Figure 4. Intrinsically long-lived MSP119-specific IgG and IgM ASC are generated in a primary infection.

Figure 4

(A) Cartoon showing the time course of the experiment. C57BL/6 mice were infected with 105 P. chabaudi iRBC, and received either 140 mg Cyclophosphamide (CY) per Kg body weight (over 4 days), or normal saline (control) at days 8, 30 and 45. Sampling of spleens and bone marrows were carried out 7 days later at days 15, 38 and 52 days. The numbers of splenic and bone-marrow IgG ASC were determined by ex vivo ELISpot assays as described in the experimental procedures. (B) Left panel, Comparison of numbers of MSP119-specific IgG ASC between control treated mice (blue circles) and CY treated mice (red circles) at days 8–15 (n = 4), 30–38 (n = 8) and 45–52 (n = 9). Right panel, Comparison of numbers of MSP119-specific IgM ASC between CY treated and control mice at 8–15 (n = 4) and 45–52 (n = 9) time intervals of treatment and sampling. (No MSP119-specific ASC were detected in the bone marrow at day 15).
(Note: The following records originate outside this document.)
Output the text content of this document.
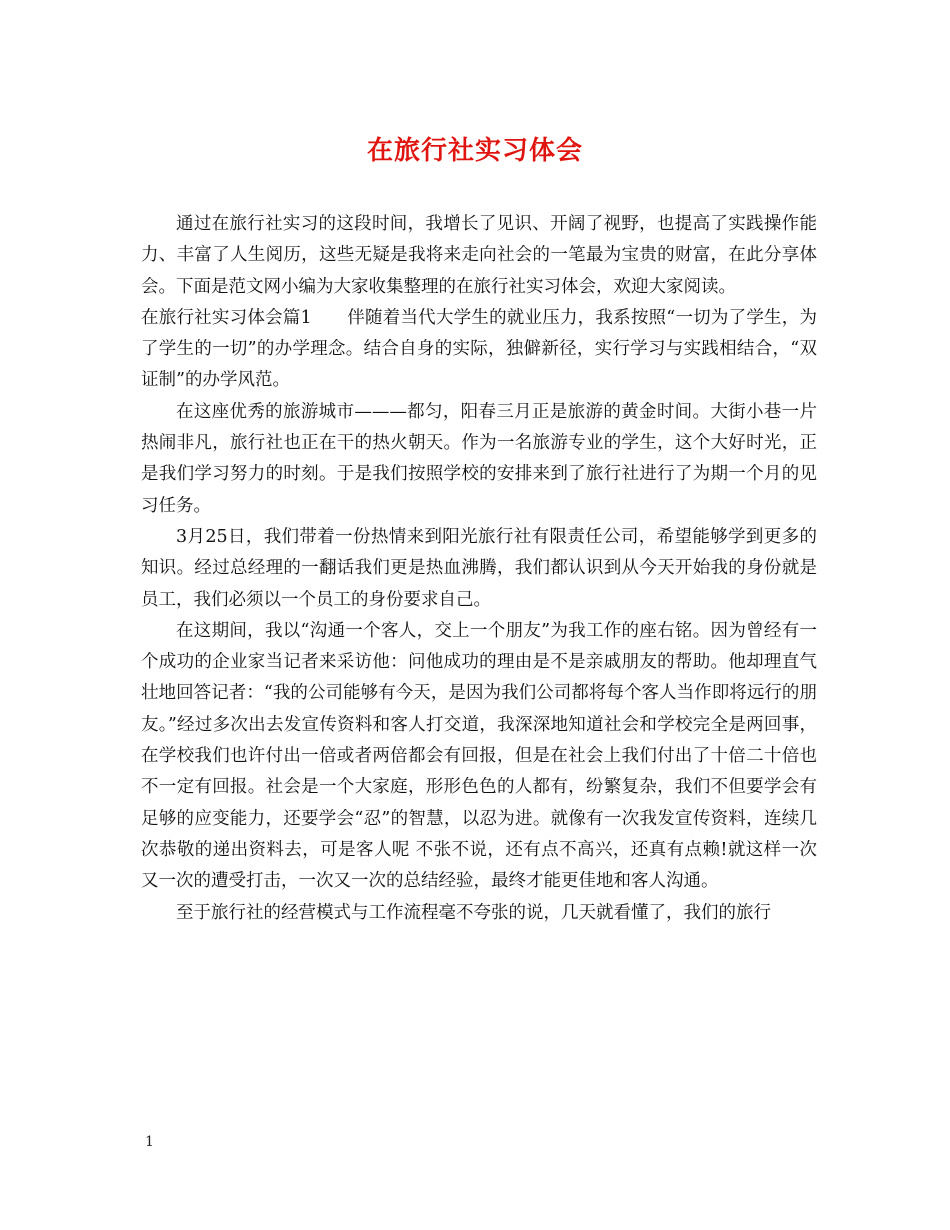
在旅行社实习体会

通过在旅行社实习的这段时间，我增长了见识、开阔了视野，也提高了实践操作能力、丰富了人生阅历，这些无疑是我将来走向社会的一笔最为宝贵的财富，在此分享体会。下面是范文网小编为大家收集整理的在旅行社实习体会，欢迎大家阅读。

在旅行社实习体会篇1　　伴随着当代大学生的就业压力，我系按照“一切为了学生，为了学生的一切”的办学理念。结合自身的实际，独僻新径，实行学习与实践相结合，“双证制”的办学风范。

在这座优秀的旅游城市———都匀，阳春三月正是旅游的黄金时间。大街小巷一片热闹非凡，旅行社也正在干的热火朝天。作为一名旅游专业的学生，这个大好时光，正是我们学习努力的时刻。于是我们按照学校的安排来到了旅行社进行了为期一个月的见习任务。

3月25日，我们带着一份热情来到阳光旅行社有限责任公司，希望能够学到更多的知识。经过总经理的一翻话我们更是热血沸腾，我们都认识到从今天开始我的身份就是员工，我们必须以一个员工的身份要求自己。

在这期间，我以“沟通一个客人，交上一个朋友”为我工作的座右铭。因为曾经有一个成功的企业家当记者来采访他：问他成功的理由是不是亲戚朋友的帮助。他却理直气壮地回答记者：“我的公司能够有今天，是因为我们公司都将每个客人当作即将远行的朋友。”经过多次出去发宣传资料和客人打交道，我深深地知道社会和学校完全是两回事，在学校我们也许付出一倍或者两倍都会有回报，但是在社会上我们付出了十倍二十倍也不一定有回报。社会是一个大家庭，形形色色的人都有，纷繁复杂，我们不但要学会有足够的应变能力，还要学会“忍”的智慧，以忍为进。就像有一次我发宣传资料，连续几次恭敬的递出资料去，可是客人呢 不张不说，还有点不高兴，还真有点赖!就这样一次又一次的遭受打击，一次又一次的总结经验，最终才能更佳地和客人沟通。

至于旅行社的经营模式与工作流程毫不夸张的说，几天就看懂了，我们的旅行

1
Background values from naive uninfected mice have been subtracted from all the values shown as described in Figure 1. Each symbol represents an individual mouse, and the horizontal bars indicate the median values of 8 mice. The numbers of ASC in the two groups at each time point were compared using a Mann Whitney test; * indicates the differences were significant (p values are shown), and ns no significant differences.